While Eversource has maintained that the project is needed to meet electrical demand Kennedy said this assertion is undermined by recent data that shows our region experiencing a continual decrease in demand due to the success of energy efficiency projects.
“That means we risk leaving the local community and ratepayers across Eastern New England holding the bag for a costly and potentially dangerous infrastructure project that may not be necessary at all,” wrote Kennedy. “Even if you ignore that data and accept the utility’s assertion that this is essential, it’s hard to look at the facts and conclude Eagle Hill is the appropriate place to move forward.”
Kennedy concluded that there is no question that the state Department of Energy and Environment should instruct the Energy Facilities Siting Board – tasked with approving the project – to press pause.
“They should re-open this case and consider the questions of both environmental justice and need in a full and transparent manner, with ample community input, based on the latest data available,” wrote Kennedy. “They should scrupulously consider alternative sites instead of plowing forward with a project that will put the health and safety of an overburdened community further at risk.
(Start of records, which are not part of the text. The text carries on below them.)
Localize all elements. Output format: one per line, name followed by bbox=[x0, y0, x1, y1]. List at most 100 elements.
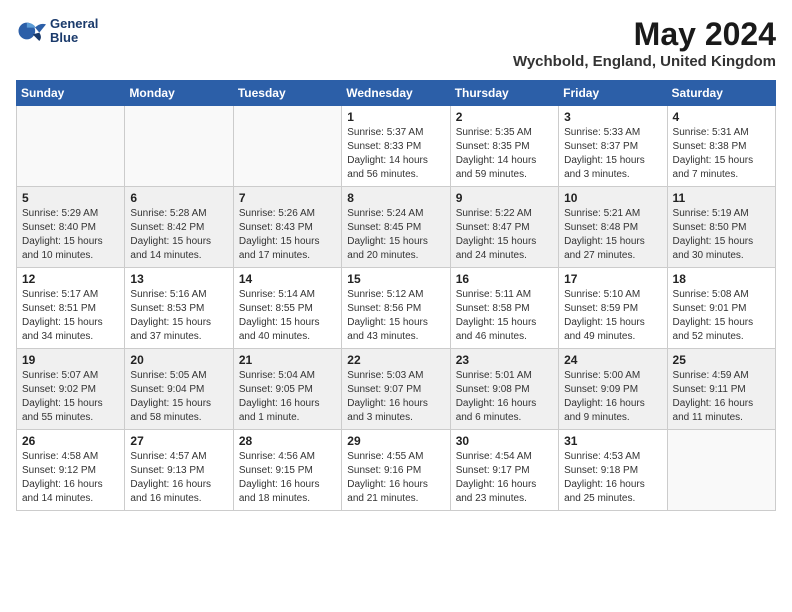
weekday-header: Friday bbox=[559, 81, 667, 106]
cell-info: Sunrise: 5:08 AM Sunset: 9:01 PM Dayligh… bbox=[673, 288, 770, 344]
calendar-cell bbox=[125, 106, 233, 187]
calendar-cell: 15 Sunrise: 5:12 AM Sunset: 8:56 PM Dayli… bbox=[342, 268, 450, 349]
logo-text: General Blue bbox=[50, 17, 98, 46]
weekday-header: Wednesday bbox=[342, 81, 450, 106]
calendar-cell: 8Sunrise: 5:24 AM Sunset: 8:45 PM Daylig… bbox=[342, 187, 450, 268]
calendar-cell: 5Sunrise: 5:29 AM Sunset: 8:40 PM Daylig… bbox=[17, 187, 125, 268]
cell-info: Sunrise: 5:31 AM Sunset: 8:38 PM Dayligh… bbox=[673, 126, 770, 182]
calendar-week-row: 26Sunrise: 4:58 AM Sunset: 9:12 PM Dayli… bbox=[17, 430, 776, 511]
calendar-cell: 18 Sunrise: 5:08 AM Sunset: 9:01 PM Dayli… bbox=[667, 268, 775, 349]
calendar-week-row: 12 Sunrise: 5:17 AM Sunset: 8:51 PM Dayli… bbox=[17, 268, 776, 349]
calendar-cell: 27 Sunrise: 4:57 AM Sunset: 9:13 PM Dayli… bbox=[125, 430, 233, 511]
cell-info: Sunrise: 4:58 AM Sunset: 9:12 PM Dayligh… bbox=[22, 450, 119, 506]
cell-info: Sunrise: 5:11 AM Sunset: 8:58 PM Dayligh… bbox=[456, 288, 553, 344]
cell-info: Sunrise: 5:01 AM Sunset: 9:08 PM Dayligh… bbox=[456, 369, 553, 425]
day-number: 9 bbox=[456, 191, 553, 205]
calendar-week-row: 19 Sunrise: 5:07 AM Sunset: 9:02 PM Dayli… bbox=[17, 349, 776, 430]
cell-info: Sunrise: 5:07 AM Sunset: 9:02 PM Dayligh… bbox=[22, 369, 119, 425]
month-year: May 2024 bbox=[513, 16, 776, 53]
cell-info: Sunrise: 5:29 AM Sunset: 8:40 PM Dayligh… bbox=[22, 207, 119, 263]
day-number: 19 bbox=[22, 353, 119, 367]
calendar-cell: 21Sunrise: 5:04 AM Sunset: 9:05 PM Dayli… bbox=[233, 349, 341, 430]
logo-line1: General bbox=[50, 17, 98, 31]
calendar-cell: 9 Sunrise: 5:22 AM Sunset: 8:47 PM Daylig… bbox=[450, 187, 558, 268]
day-number: 10 bbox=[564, 191, 661, 205]
calendar-cell: 6Sunrise: 5:28 AM Sunset: 8:42 PM Daylig… bbox=[125, 187, 233, 268]
calendar-table: SundayMondayTuesdayWednesdayThursdayFrid… bbox=[16, 80, 776, 511]
day-number: 29 bbox=[347, 434, 444, 448]
cell-info: Sunrise: 4:59 AM Sunset: 9:11 PM Dayligh… bbox=[673, 369, 770, 425]
calendar-cell: 24 Sunrise: 5:00 AM Sunset: 9:09 PM Dayli… bbox=[559, 349, 667, 430]
cell-info: Sunrise: 5:03 AM Sunset: 9:07 PM Dayligh… bbox=[347, 369, 444, 425]
cell-info: Sunrise: 5:10 AM Sunset: 8:59 PM Dayligh… bbox=[564, 288, 661, 344]
calendar-cell bbox=[17, 106, 125, 187]
day-number: 18 bbox=[673, 272, 770, 286]
cell-info: Sunrise: 4:54 AM Sunset: 9:17 PM Dayligh… bbox=[456, 450, 553, 506]
day-number: 3 bbox=[564, 110, 661, 124]
calendar-cell: 23 Sunrise: 5:01 AM Sunset: 9:08 PM Dayli… bbox=[450, 349, 558, 430]
calendar-cell bbox=[233, 106, 341, 187]
cell-info: Sunrise: 5:35 AM Sunset: 8:35 PM Dayligh… bbox=[456, 126, 553, 182]
day-number: 25 bbox=[673, 353, 770, 367]
cell-info: Sunrise: 5:22 AM Sunset: 8:47 PM Dayligh… bbox=[456, 207, 553, 263]
calendar-cell: 26Sunrise: 4:58 AM Sunset: 9:12 PM Dayli… bbox=[17, 430, 125, 511]
calendar-cell: 14Sunrise: 5:14 AM Sunset: 8:55 PM Dayli… bbox=[233, 268, 341, 349]
cell-info: Sunrise: 4:57 AM Sunset: 9:13 PM Dayligh… bbox=[130, 450, 227, 506]
location: Wychbold, England, United Kingdom bbox=[513, 53, 776, 70]
calendar-cell: 25 Sunrise: 4:59 AM Sunset: 9:11 PM Dayli… bbox=[667, 349, 775, 430]
day-number: 22 bbox=[347, 353, 444, 367]
logo-icon bbox=[16, 16, 46, 46]
cell-info: Sunrise: 5:05 AM Sunset: 9:04 PM Dayligh… bbox=[130, 369, 227, 425]
header: General Blue May 2024 Wychbold, England,… bbox=[16, 16, 776, 70]
calendar-cell: 2 Sunrise: 5:35 AM Sunset: 8:35 PM Daylig… bbox=[450, 106, 558, 187]
day-number: 23 bbox=[456, 353, 553, 367]
calendar-cell: 28 Sunrise: 4:56 AM Sunset: 9:15 PM Dayli… bbox=[233, 430, 341, 511]
day-number: 12 bbox=[22, 272, 119, 286]
day-number: 27 bbox=[130, 434, 227, 448]
title-block: May 2024 Wychbold, England, United Kingd… bbox=[513, 16, 776, 70]
calendar-cell: 13Sunrise: 5:16 AM Sunset: 8:53 PM Dayli… bbox=[125, 268, 233, 349]
cell-info: Sunrise: 5:12 AM Sunset: 8:56 PM Dayligh… bbox=[347, 288, 444, 344]
calendar-body: 1 Sunrise: 5:37 AM Sunset: 8:33 PM Daylig… bbox=[17, 106, 776, 511]
cell-info: Sunrise: 5:24 AM Sunset: 8:45 PM Dayligh… bbox=[347, 207, 444, 263]
day-number: 16 bbox=[456, 272, 553, 286]
weekday-header: Monday bbox=[125, 81, 233, 106]
day-number: 6 bbox=[130, 191, 227, 205]
day-number: 20 bbox=[130, 353, 227, 367]
cell-info: Sunrise: 5:37 AM Sunset: 8:33 PM Dayligh… bbox=[347, 126, 444, 182]
calendar-cell: 29 Sunrise: 4:55 AM Sunset: 9:16 PM Dayli… bbox=[342, 430, 450, 511]
calendar-cell: 31 Sunrise: 4:53 AM Sunset: 9:18 PM Dayli… bbox=[559, 430, 667, 511]
calendar-header-row: SundayMondayTuesdayWednesdayThursdayFrid… bbox=[17, 81, 776, 106]
day-number: 31 bbox=[564, 434, 661, 448]
day-number: 15 bbox=[347, 272, 444, 286]
cell-info: Sunrise: 4:56 AM Sunset: 9:15 PM Dayligh… bbox=[239, 450, 336, 506]
cell-info: Sunrise: 5:17 AM Sunset: 8:51 PM Dayligh… bbox=[22, 288, 119, 344]
weekday-header: Sunday bbox=[17, 81, 125, 106]
day-number: 11 bbox=[673, 191, 770, 205]
day-number: 28 bbox=[239, 434, 336, 448]
day-number: 2 bbox=[456, 110, 553, 124]
day-number: 17 bbox=[564, 272, 661, 286]
logo: General Blue bbox=[16, 16, 98, 46]
calendar-cell: 16 Sunrise: 5:11 AM Sunset: 8:58 PM Dayli… bbox=[450, 268, 558, 349]
weekday-header: Thursday bbox=[450, 81, 558, 106]
calendar-cell: 30 Sunrise: 4:54 AM Sunset: 9:17 PM Dayli… bbox=[450, 430, 558, 511]
calendar-cell: 12 Sunrise: 5:17 AM Sunset: 8:51 PM Dayli… bbox=[17, 268, 125, 349]
logo-line2: Blue bbox=[50, 31, 98, 45]
cell-info: Sunrise: 4:55 AM Sunset: 9:16 PM Dayligh… bbox=[347, 450, 444, 506]
calendar-cell: 4 Sunrise: 5:31 AM Sunset: 8:38 PM Daylig… bbox=[667, 106, 775, 187]
day-number: 24 bbox=[564, 353, 661, 367]
day-number: 30 bbox=[456, 434, 553, 448]
cell-info: Sunrise: 5:00 AM Sunset: 9:09 PM Dayligh… bbox=[564, 369, 661, 425]
weekday-header: Saturday bbox=[667, 81, 775, 106]
day-number: 1 bbox=[347, 110, 444, 124]
calendar-cell: 7Sunrise: 5:26 AM Sunset: 8:43 PM Daylig… bbox=[233, 187, 341, 268]
calendar-week-row: 1 Sunrise: 5:37 AM Sunset: 8:33 PM Daylig… bbox=[17, 106, 776, 187]
calendar-cell: 3Sunrise: 5:33 AM Sunset: 8:37 PM Daylig… bbox=[559, 106, 667, 187]
day-number: 13 bbox=[130, 272, 227, 286]
cell-info: Sunrise: 5:19 AM Sunset: 8:50 PM Dayligh… bbox=[673, 207, 770, 263]
cell-info: Sunrise: 4:53 AM Sunset: 9:18 PM Dayligh… bbox=[564, 450, 661, 506]
day-number: 21 bbox=[239, 353, 336, 367]
cell-info: Sunrise: 5:21 AM Sunset: 8:48 PM Dayligh… bbox=[564, 207, 661, 263]
day-number: 4 bbox=[673, 110, 770, 124]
They should listen to powerful voices on the ground like GreenRoots, an organization with a 25-year history of working on environmental justice along the Chelsea Creek, which is leading a grassroots effort of advocates, activists and local families to, once again, fight for their own backyard.”
Kennedy added that for generations, our national climate and environmental efforts have failed to center justice and equity and we have focused on markets, private companies and incentives, rather than people, community and health.
“We have allowed energy companies, major utilities and corporate polluters to unilaterally define our energy infrastructure needs, no matter the impact on our people and our planet,” wrote Kennedy. “The result is deeply felt in communities like East Boston and Chelsea, where residents have been forced to sacrifice the green space, clean air, and livable, breathable streets every hometown deserves. Massachusetts has a chance to do things differently with this project. We should seize it.”